I was reading Hungerford's Algebra and I read the next proposition (they present it as a corollary):
Let $R$ be a PID. If $A$ is a finitely generated $R$-Module generated
by $n$ elements, then every submodule of $A$ may be generated by $m$
elements with $m \leq n.$
I was trying to prove it, but I don't know how to proceed. I know that since $R$ is PID, it is also noetherian, so any submodule of $A$ must be finitely generated, the only thing I'm missing is to prove that it is generated by $m\leq n$ elements. I've seen that some people use the primary desomposition, but I don't know anything about it. My first instinct was to try induction over the number of generators of $A$, but I don't seem to get anywhere.
Best Answer
I don't know from which result this is a corollary in your book, or what you know about modules over a PID, so I will give you a proof from scratch.
Let $M$ be an $R$-module generated by $n $elements, and let $N$ be a submodule of $M.$
Assume that you know the desired result is true when $M$ is free (I will handle this case later). Now, for a general $M$, you have an isomorphism $M\simeq A^n/P$, where $P$ is a submodule of $A^n.$ Then submodules of $M$ correspond via this isomorphism to submodules of $A^n/P$. These submodules have the form $N'/P$ where $N'$ is a submodule of $A^n$ containing $P.$ By the case of free modules, $N'$ is generated by $m\leq n$ elements, and thus so is $N'/P$. Hence, it is also true for the submodules of $M.$
It remains to handle the case where $M$ is free.We will proceed by induction on the rank $n$ of $M$. If $n=0$, then $M=0$ and there is nothing to do. Now assume the result true for any free module of rank $n$, and let $M$ be a free module of rank $n+1$. Fix a basis $(e_1,\ldots,e_{n+1})$ of $M$.
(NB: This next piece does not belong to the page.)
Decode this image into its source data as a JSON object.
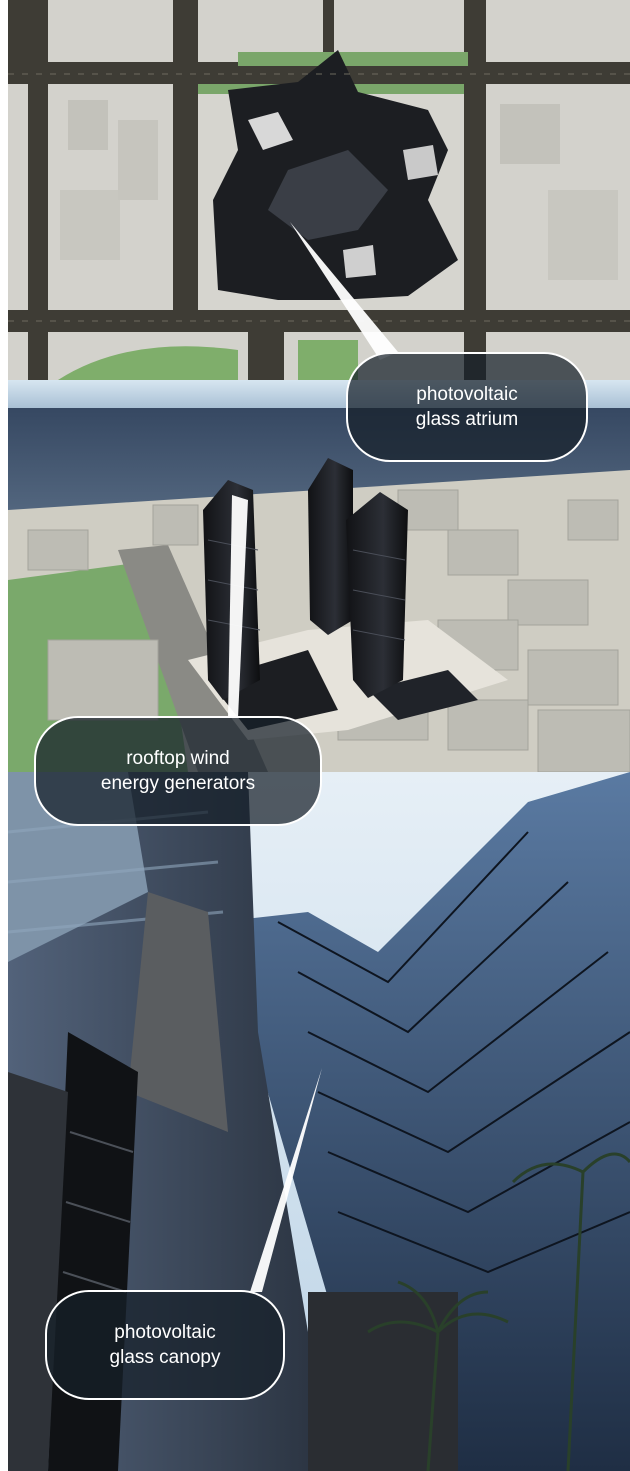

Let $N$ be a submodule of $M$ and let $(x_j)_{i\in J}$ be a family of generators of $N$. We have $$x_{j}=\sum_{i=1}^{n+1} a_{ij}\cdot e_i \mbox{ for all }j\in J.$$ Let $\mathfrak{a}$ be the ideal generated by the $a_{n+1 \ j},j\in J$.Since $R$ is a PID, we have $\mathfrak{a}=(a)$. We may write $$a=\sum_{j\in J} \lambda_j a_{n+1 \ j},$$ where the $\lambda_j's$ are all zero, except for a finite number of them. Set $$y_0=\sum_{j\in J} \lambda_j\cdot x_j\in N.$$ Then, the $(n+1)$-th coordinate of $y_0$ is $a$. One may also write $a_{n+1 \ j}=\mu_j a$, and thus the submodule $N'$ generated by the elementss $x_j-\mu_j y_0,j\in J$ is a submodule of $M'=Re_1\oplus\cdots\oplus Re_n$, which is free of rank $n$. By induction hypothesis, $N'$ is generated by $y_1,\ldots,y_m\in N'\subset N, m\leq n.$ One deduce easily that $x_j$ is a linear combination of $y_0,y_1,\ldots,y_{m}$. Hence, $N$ is generated by the $m+1\leq n+1$ elements $y_0,\ldots,y_{m}$. This finishes the induction step, and the proof.